6. The method for detecting the surface defects of the multi-scale feature fusion attention light-weight strip steel as claimed in claim 5, wherein the method comprises the following steps: the adding of the multi-scale feature fusion attention module specifically comprises the following steps:

7. The method for detecting the surface defects of the multi-scale feature fusion attention light-weight strip steel as claimed in claim 6, wherein the method comprises the following steps: for the channel attention module, a layer of one-dimensional convolution is added before the full connection layer.

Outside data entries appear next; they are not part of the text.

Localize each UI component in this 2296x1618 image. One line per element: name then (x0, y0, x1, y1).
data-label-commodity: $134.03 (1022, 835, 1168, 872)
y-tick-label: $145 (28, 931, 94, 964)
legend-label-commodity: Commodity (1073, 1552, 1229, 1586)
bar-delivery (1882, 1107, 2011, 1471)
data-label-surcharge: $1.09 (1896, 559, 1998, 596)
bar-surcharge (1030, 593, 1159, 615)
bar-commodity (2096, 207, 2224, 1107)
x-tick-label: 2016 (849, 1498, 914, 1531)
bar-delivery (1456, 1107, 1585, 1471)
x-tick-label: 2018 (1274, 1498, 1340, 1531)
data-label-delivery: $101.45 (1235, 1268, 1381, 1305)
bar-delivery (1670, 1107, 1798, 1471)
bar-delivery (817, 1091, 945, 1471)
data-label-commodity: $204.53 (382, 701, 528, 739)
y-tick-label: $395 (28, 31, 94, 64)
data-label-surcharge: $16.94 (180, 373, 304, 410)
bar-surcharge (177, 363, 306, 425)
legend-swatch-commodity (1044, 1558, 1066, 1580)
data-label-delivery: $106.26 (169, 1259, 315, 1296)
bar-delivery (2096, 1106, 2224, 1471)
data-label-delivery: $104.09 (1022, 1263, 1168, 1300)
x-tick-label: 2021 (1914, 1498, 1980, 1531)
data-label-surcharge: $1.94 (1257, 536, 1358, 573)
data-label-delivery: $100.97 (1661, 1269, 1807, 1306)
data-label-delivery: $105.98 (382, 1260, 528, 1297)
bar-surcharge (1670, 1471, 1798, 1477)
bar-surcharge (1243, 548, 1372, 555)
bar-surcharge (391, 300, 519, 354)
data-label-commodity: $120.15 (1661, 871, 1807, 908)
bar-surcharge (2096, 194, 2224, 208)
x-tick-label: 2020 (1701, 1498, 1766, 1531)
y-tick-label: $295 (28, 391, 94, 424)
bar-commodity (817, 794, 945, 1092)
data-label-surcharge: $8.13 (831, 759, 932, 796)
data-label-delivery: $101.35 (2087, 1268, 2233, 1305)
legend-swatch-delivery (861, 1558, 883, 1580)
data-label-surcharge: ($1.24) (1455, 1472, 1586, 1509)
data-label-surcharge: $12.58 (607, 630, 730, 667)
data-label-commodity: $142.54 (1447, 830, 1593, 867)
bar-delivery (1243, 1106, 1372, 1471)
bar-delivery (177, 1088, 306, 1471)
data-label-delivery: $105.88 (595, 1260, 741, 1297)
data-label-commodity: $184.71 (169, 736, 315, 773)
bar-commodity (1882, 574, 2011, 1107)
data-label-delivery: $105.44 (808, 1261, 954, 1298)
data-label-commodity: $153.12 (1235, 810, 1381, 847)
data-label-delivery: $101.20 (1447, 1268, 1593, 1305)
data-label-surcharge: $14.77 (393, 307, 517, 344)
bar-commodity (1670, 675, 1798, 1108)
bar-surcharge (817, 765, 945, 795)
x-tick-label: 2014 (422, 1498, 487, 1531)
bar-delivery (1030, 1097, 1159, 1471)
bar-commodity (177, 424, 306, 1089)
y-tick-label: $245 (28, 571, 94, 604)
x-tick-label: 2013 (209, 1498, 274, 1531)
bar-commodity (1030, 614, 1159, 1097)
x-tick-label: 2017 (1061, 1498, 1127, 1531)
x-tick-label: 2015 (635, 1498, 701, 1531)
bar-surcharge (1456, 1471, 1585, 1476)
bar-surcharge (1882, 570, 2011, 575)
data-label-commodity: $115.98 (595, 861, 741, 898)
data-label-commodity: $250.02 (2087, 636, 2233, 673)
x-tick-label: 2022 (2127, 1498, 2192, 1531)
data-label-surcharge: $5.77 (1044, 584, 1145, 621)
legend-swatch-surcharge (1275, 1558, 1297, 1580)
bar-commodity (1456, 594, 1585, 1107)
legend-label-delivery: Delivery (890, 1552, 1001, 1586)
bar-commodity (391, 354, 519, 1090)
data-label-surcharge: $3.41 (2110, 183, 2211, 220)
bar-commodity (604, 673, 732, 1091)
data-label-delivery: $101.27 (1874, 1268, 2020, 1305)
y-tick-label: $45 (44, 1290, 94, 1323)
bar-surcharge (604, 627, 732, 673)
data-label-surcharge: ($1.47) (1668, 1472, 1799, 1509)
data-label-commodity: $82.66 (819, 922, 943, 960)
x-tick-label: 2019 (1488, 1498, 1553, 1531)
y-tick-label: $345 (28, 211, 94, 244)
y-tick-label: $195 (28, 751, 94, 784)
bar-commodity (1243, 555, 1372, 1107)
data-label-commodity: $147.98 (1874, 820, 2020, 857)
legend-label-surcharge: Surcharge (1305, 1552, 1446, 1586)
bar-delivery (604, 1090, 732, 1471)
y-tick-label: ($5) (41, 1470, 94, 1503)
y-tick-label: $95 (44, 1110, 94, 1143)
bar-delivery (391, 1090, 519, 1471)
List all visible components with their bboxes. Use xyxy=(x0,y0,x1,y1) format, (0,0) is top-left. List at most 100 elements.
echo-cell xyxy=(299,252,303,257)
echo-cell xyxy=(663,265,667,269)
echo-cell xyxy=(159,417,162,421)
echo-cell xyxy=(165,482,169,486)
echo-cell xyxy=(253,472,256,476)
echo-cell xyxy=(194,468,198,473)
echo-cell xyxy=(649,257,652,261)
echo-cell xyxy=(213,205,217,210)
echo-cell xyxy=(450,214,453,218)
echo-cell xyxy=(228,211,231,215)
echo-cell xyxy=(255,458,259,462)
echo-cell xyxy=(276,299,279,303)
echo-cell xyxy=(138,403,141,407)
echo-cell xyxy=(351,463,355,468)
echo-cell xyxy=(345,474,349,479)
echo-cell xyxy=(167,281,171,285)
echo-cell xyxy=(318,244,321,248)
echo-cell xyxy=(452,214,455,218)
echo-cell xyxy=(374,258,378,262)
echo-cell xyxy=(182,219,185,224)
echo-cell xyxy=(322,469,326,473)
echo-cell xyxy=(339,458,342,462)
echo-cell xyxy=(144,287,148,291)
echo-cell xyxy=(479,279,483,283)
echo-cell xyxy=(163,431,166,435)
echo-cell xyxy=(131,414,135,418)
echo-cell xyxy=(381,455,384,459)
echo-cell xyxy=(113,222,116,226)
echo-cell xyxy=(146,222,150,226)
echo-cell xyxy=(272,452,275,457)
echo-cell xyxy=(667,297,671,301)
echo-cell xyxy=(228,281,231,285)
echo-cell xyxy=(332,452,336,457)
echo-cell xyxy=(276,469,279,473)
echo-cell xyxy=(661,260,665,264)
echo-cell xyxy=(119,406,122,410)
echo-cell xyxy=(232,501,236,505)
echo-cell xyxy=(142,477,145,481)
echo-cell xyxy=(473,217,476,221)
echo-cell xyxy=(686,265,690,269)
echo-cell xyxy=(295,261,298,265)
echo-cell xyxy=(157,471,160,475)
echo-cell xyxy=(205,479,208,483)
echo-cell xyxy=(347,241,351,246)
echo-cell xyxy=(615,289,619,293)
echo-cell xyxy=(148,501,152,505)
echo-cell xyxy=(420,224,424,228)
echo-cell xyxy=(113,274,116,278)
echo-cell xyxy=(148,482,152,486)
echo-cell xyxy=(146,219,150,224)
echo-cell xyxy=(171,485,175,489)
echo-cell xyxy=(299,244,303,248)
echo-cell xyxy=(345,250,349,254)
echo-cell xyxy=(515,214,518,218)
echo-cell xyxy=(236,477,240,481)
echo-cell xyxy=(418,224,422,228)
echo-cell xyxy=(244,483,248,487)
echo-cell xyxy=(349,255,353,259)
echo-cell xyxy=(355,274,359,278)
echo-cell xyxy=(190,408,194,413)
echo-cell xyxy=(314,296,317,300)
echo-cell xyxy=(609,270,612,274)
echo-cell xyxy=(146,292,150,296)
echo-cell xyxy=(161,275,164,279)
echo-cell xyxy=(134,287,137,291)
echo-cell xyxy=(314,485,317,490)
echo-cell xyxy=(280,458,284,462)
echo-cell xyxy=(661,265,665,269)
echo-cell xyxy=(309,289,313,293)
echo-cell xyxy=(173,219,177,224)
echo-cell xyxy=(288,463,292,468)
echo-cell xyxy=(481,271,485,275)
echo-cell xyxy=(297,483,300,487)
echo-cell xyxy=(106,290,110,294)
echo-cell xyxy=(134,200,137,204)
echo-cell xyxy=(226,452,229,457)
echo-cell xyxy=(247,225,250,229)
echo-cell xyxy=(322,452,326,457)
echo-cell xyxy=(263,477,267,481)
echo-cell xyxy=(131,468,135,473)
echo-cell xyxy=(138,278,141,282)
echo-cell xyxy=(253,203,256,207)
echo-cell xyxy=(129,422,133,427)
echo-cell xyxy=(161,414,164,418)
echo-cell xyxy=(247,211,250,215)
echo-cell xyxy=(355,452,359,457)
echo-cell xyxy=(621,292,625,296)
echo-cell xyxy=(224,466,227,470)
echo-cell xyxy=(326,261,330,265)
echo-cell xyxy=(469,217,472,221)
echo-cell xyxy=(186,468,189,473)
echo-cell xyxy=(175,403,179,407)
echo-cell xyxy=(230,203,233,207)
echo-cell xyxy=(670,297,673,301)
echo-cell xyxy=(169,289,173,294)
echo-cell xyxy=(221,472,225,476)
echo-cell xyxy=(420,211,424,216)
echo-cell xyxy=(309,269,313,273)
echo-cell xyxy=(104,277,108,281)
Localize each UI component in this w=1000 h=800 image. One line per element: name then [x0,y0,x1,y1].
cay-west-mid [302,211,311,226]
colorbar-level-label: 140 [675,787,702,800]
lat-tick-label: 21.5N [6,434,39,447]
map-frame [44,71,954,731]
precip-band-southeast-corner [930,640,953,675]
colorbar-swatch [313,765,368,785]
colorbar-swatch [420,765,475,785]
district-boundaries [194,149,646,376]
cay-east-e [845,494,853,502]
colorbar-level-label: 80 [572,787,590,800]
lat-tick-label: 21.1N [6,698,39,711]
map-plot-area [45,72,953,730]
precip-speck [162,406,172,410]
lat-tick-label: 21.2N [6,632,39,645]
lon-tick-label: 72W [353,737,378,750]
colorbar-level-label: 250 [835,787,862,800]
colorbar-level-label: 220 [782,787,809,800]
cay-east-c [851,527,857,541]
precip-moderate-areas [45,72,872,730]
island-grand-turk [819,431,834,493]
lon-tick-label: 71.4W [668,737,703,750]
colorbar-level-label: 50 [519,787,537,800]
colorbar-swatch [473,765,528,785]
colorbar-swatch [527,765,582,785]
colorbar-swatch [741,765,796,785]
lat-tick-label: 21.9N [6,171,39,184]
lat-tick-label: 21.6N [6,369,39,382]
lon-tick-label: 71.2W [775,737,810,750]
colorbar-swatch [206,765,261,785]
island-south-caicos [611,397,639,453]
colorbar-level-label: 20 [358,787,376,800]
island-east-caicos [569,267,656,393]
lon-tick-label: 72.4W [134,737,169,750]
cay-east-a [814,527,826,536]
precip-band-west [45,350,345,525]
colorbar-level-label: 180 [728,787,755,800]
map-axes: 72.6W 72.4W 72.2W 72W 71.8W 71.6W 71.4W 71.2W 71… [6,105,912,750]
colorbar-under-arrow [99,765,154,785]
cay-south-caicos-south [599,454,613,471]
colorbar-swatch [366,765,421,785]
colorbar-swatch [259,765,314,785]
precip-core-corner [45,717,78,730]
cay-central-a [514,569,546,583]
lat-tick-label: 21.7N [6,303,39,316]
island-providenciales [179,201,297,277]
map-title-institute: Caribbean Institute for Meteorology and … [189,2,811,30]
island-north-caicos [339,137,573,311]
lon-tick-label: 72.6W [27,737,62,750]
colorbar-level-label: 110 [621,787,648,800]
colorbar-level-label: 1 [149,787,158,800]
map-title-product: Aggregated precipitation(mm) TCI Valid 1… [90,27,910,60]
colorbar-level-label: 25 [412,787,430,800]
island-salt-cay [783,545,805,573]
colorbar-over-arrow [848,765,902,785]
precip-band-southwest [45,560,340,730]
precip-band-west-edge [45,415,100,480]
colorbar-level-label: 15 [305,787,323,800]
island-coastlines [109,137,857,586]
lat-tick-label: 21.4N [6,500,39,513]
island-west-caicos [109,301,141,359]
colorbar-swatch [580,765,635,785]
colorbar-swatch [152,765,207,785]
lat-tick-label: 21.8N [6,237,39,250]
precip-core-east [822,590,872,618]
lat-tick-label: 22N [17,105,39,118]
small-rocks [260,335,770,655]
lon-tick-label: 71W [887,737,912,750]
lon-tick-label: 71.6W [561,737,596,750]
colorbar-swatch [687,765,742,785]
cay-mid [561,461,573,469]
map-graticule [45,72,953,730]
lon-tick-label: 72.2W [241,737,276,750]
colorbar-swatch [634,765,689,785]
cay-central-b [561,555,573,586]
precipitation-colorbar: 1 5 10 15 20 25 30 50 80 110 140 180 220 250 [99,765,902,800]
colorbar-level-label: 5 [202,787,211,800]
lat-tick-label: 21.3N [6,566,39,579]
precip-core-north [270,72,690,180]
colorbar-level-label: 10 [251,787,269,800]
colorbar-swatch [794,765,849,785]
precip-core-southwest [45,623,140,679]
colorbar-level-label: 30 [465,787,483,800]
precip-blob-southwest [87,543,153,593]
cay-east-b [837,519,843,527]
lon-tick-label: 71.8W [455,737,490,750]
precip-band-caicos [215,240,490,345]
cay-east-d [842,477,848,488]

8. The method for detecting the surface defects of the multi-scale feature fusion attention light-weight strip steel as claimed in claim 3, wherein the method comprises the following steps: for the feature tensor of CSP3, the resolution is the maximum, and the receptive fields of 3*3 and 5*5 are applied in three dimensions;

9. The method for detecting the surface defects of the multi-scale feature fusion attention light-weight strip steel as claimed in claim 1, wherein the method comprises the following steps: in step S4, the learning rate is adjusted through an annealing cosine algorithm, after the loss value stops decreasing, the iteration is continued for a plurality of times, and a detection model with the highest precision is selected as a strip steel surface defect detection model.